Siccome l'artiglieria non sarebbe ripartita assieme a Giacomo, come invece i francesi si erano aspettati, la Contessa aveva prontamente offerto loro vari capi di bestiame, che stavano arrivando dalle campagne vicine, affinché potessero trasportare rapidamente tutte le armi pesanti senza affaticare troppo i cavalli.

“Questa generosità non andrà dimenticata.” aveva assicurato con un cenno benevolo del capo Antonio Pio, ma Caterina era certa che a quelle parole non sarebbe seguita nessuna ricompensa effettiva.

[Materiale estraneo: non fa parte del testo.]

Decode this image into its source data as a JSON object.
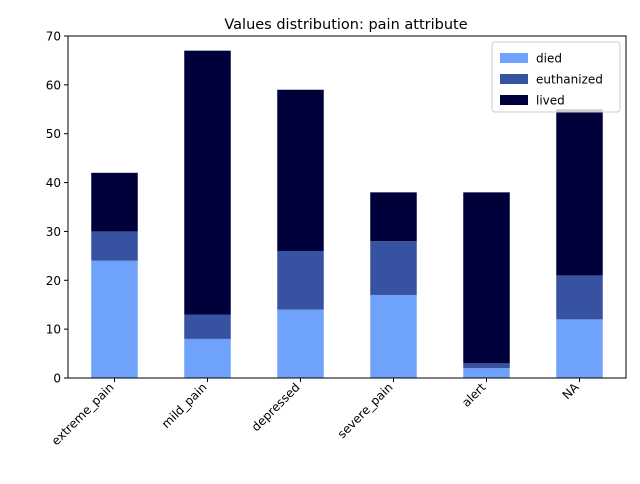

Poco importava. A lei bastava vederli partire in fretta, vederli abbandonare in toto le sue terre e, possibilmente, non doverseli mai più ritrovare tra i piedi. Qualche vacca da soma valeva ben quella soddisfazione.

Si congedò dai comandanti stranieri uno a uno, così come fecero anche Ottaviano e infine Giacomo, e poi augurò loro ogni bene per il proseguimento della loro campagna.

Di contro i francesi la ringraziarono per l'ospitalità e lodarono la sua corte che, malgrado di piccole dimensioni, non aveva nulla da invidiare ai Ducati e ai Marchesati più importanti d'Italia.

L'unico che ebbe un commento acido da fare fu L'Aubigny, che disse, a denti stretti: “Bell'idea, avete avuto, a farci star svegli tutta notte. Sperate forse di averci storditi tanto da farci cadere da cavallo mentre passiamo le montagne?”

“Ma che soldato siete – lo apostrofò Fracassa, che sembrava rinfrancato dopo quella cavalcata notturna – un vero uomo dorme in sella senza farsi disarcionare nemmeno da un cavallo imbizzarrito!”

L'Aubigny accolse la battuta con una debole alzata di spalle e poi prese a gridare ordini in francese ai suoi soldati.

Ci volle ancora un po', prima di veder ripartire la colonna di soldati d'Oltralpe. Erano molti, ben armati e apparentemente in salute. Un'armata del genere – soprattutto contando che si trattava solo della metà scarsa degli effettivi – avrebbe fatto paura a chiunque. Trovarsela contro avrebbe potuto atterrire anche il più valoroso dei generali.

Caterina cominciava a credere che Ferrandino d'Aragona fosse l'uomo più sfortunato della terra.